A new study has found that the risk of heart disease linked to smoking is 25 percent higher for women.
Scientists believe that toxic chemicals in tobacco smoke may have a more potent effect on women due to biological differences.
The team analyzed data on about 4 million individuals from 86 studies. After adjusting for other risk factors, they found the increased risk of heart disease linked to smoking was 25 percent higher for women.
The longer a women smoked, the greater her heart disease risk was compared with that of a man who had smoked for the same length of time.
Authors Dr Rachel Huxley, from the University of Minnesota, and Dr Mark Woodward, from Johns Hopkins University, of Maryland, wrote in a statement: “Women might extract a greater quantity of carcinogens and other toxic agents from the same number of cigarettes than men.
“This occurrence could explain why women who smoke have double the risk of lung cancer compared with their male counterparts.
“Physicians and health professionals should be encouraged to increase their efforts at promotion of smoking cessation in all individuals.
“Present trends in female smoking, and this report, suggest that inclusion of a female perspective in tobacco-control policies is crucial.”
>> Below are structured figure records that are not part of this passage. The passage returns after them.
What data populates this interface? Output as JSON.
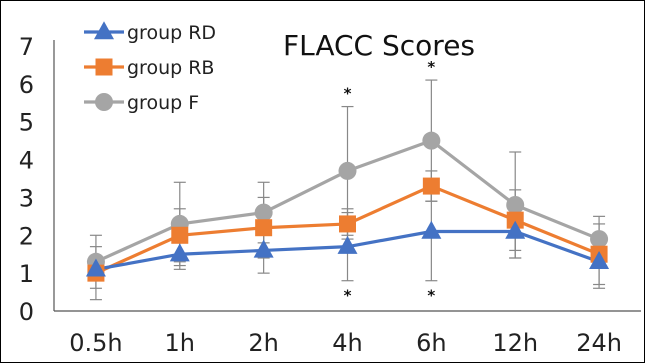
{
  "chart_data": {
    "type": "line",
    "title": "FLACC Scores",
    "xlabel": "",
    "ylabel": "",
    "categories": [
      "0.5h",
      "1h",
      "2h",
      "4h",
      "6h",
      "12h",
      "24h"
    ],
    "ylim": [
      0,
      7
    ],
    "yticks": [
      "0",
      "1",
      "2",
      "3",
      "4",
      "5",
      "6",
      "7"
    ],
    "grid": false,
    "legend_position": "top-left",
    "series": [
      {
        "name": "group RD",
        "color": "#4472C4",
        "marker": "triangle",
        "values": [
          1.1,
          1.5,
          1.6,
          1.7,
          2.1,
          2.1,
          1.3
        ],
        "errors": [
          0.3,
          0.4,
          0.6,
          0.9,
          1.3,
          0.7,
          0.7
        ]
      },
      {
        "name": "group RB",
        "color": "#ED7D31",
        "marker": "square",
        "values": [
          1.0,
          2.0,
          2.2,
          2.3,
          3.3,
          2.4,
          1.5
        ],
        "errors": [
          0.7,
          0.7,
          0.8,
          0.4,
          0.4,
          0.8,
          0.8
        ]
      },
      {
        "name": "group F",
        "color": "#A5A5A5",
        "marker": "circle",
        "values": [
          1.3,
          2.3,
          2.6,
          3.7,
          4.5,
          2.8,
          1.9
        ],
        "errors": [
          0.7,
          1.1,
          0.8,
          1.7,
          1.6,
          1.4,
          0.6
        ]
      }
    ],
    "annotations": [
      {
        "category": "4h",
        "position": "above",
        "text": "*"
      },
      {
        "category": "4h",
        "position": "below",
        "text": "*"
      },
      {
        "category": "6h",
        "position": "above",
        "text": "*"
      },
      {
        "category": "6h",
        "position": "below",
        "text": "*"
      }
    ]
  }
}
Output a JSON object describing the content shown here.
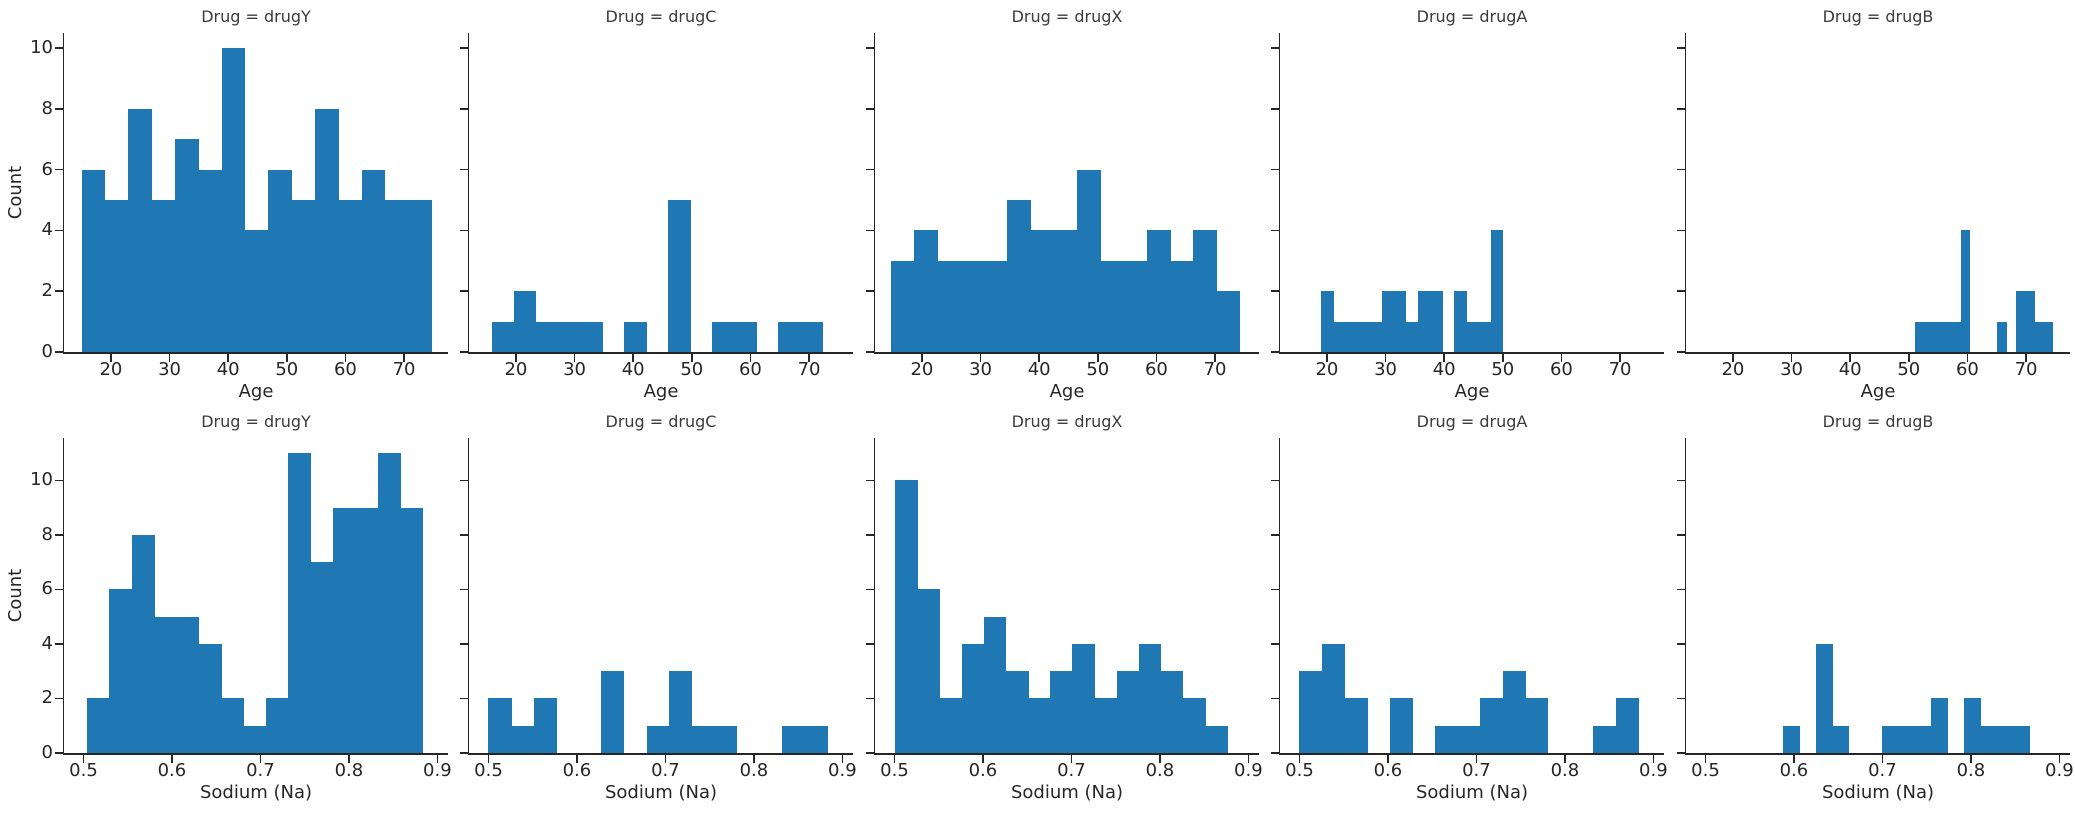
{
  "chart_data": {
    "type": "histogram-grid",
    "description": "Faceted histograms, one column per Drug category, top row distribution of Age, bottom row distribution of Sodium (Na)",
    "ylabel": "Count",
    "bar_color": "#1f77b4",
    "text_color": "#262626",
    "legend": "none",
    "grid": "off",
    "rows": [
      {
        "xlabel": "Age",
        "xlim": [
          12.0,
          77.5
        ],
        "ylim": [
          0,
          10.5
        ],
        "xticks": [
          20,
          30,
          40,
          50,
          60,
          70
        ],
        "yticks": [
          0,
          2,
          4,
          6,
          8,
          10
        ],
        "panels": [
          {
            "title": "Drug = drugY",
            "drug": "drugY",
            "bin_start": 15.0,
            "bin_width": 3.98,
            "counts": [
              6,
              5,
              8,
              5,
              7,
              6,
              10,
              4,
              6,
              5,
              8,
              5,
              6,
              5,
              5
            ]
          },
          {
            "title": "Drug = drugC",
            "drug": "drugC",
            "bin_start": 15.9,
            "bin_width": 3.76,
            "counts": [
              1,
              2,
              1,
              1,
              1,
              0,
              1,
              0,
              5,
              0,
              1,
              1,
              0,
              1,
              1
            ]
          },
          {
            "title": "Drug = drugX",
            "drug": "drugX",
            "bin_start": 14.7,
            "bin_width": 3.97,
            "counts": [
              3,
              4,
              3,
              3,
              3,
              5,
              4,
              4,
              6,
              3,
              3,
              4,
              3,
              4,
              2
            ]
          },
          {
            "title": "Drug = drugA",
            "drug": "drugA",
            "bin_start": 19.0,
            "bin_width": 2.067,
            "counts": [
              2,
              1,
              1,
              1,
              1,
              2,
              2,
              1,
              2,
              2,
              0,
              2,
              1,
              1,
              4
            ]
          },
          {
            "title": "Drug = drugB",
            "drug": "drugB",
            "bin_start": 51.0,
            "bin_width": 1.567,
            "counts": [
              1,
              1,
              1,
              1,
              1,
              4,
              0,
              0,
              0,
              1,
              0,
              2,
              2,
              1,
              1
            ]
          }
        ]
      },
      {
        "xlabel": "Sodium (Na)",
        "xlim": [
          0.478,
          0.912
        ],
        "ylim": [
          0,
          11.55
        ],
        "xticks": [
          0.5,
          0.6,
          0.7,
          0.8,
          0.9
        ],
        "yticks": [
          0,
          2,
          4,
          6,
          8,
          10
        ],
        "panels": [
          {
            "title": "Drug = drugY",
            "drug": "drugY",
            "bin_start": 0.504,
            "bin_width": 0.02527,
            "counts": [
              2,
              6,
              8,
              5,
              5,
              4,
              2,
              1,
              2,
              11,
              7,
              9,
              9,
              11,
              9
            ]
          },
          {
            "title": "Drug = drugC",
            "drug": "drugC",
            "bin_start": 0.5,
            "bin_width": 0.02553,
            "counts": [
              2,
              1,
              2,
              0,
              0,
              3,
              0,
              1,
              3,
              1,
              1,
              0,
              0,
              1,
              1
            ]
          },
          {
            "title": "Drug = drugX",
            "drug": "drugX",
            "bin_start": 0.501,
            "bin_width": 0.025,
            "counts": [
              10,
              6,
              2,
              4,
              5,
              3,
              2,
              3,
              4,
              2,
              3,
              4,
              3,
              2,
              1
            ]
          },
          {
            "title": "Drug = drugA",
            "drug": "drugA",
            "bin_start": 0.5,
            "bin_width": 0.02553,
            "counts": [
              3,
              4,
              2,
              0,
              2,
              0,
              1,
              1,
              2,
              3,
              2,
              0,
              0,
              1,
              2
            ]
          },
          {
            "title": "Drug = drugB",
            "drug": "drugB",
            "bin_start": 0.588,
            "bin_width": 0.01853,
            "counts": [
              1,
              0,
              4,
              1,
              0,
              0,
              1,
              1,
              1,
              2,
              0,
              2,
              1,
              1,
              1
            ]
          }
        ]
      }
    ]
  }
}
Twenty-one percent of women and 22 percent of men in the U.K. smoke cigarettes.
Ellen Mason, senior cardiac nurse at the British Heart Foundation, said in a statement: “It’s alarming to see such a large study confirm that women are so much more at risk of heart disease from smoking than men.
“Despite women generally smoking fewer cigarettes a day than men, women appear to be substantially more at risk of getting heart disease. Biologically, women seem more susceptible to the dangers of smoking and passive smoking.
“There is free support widely available on the NHS to help both men and women quit but more effort needs to be made to encourage women not to smoke in the first place ““ particularly the many young women who take up this addictive and harmful habit every day.
“This is very timely research as tobacco companies are increasingly targeting women with slim brands and slick packaging.”
Study results are published in The Lancet.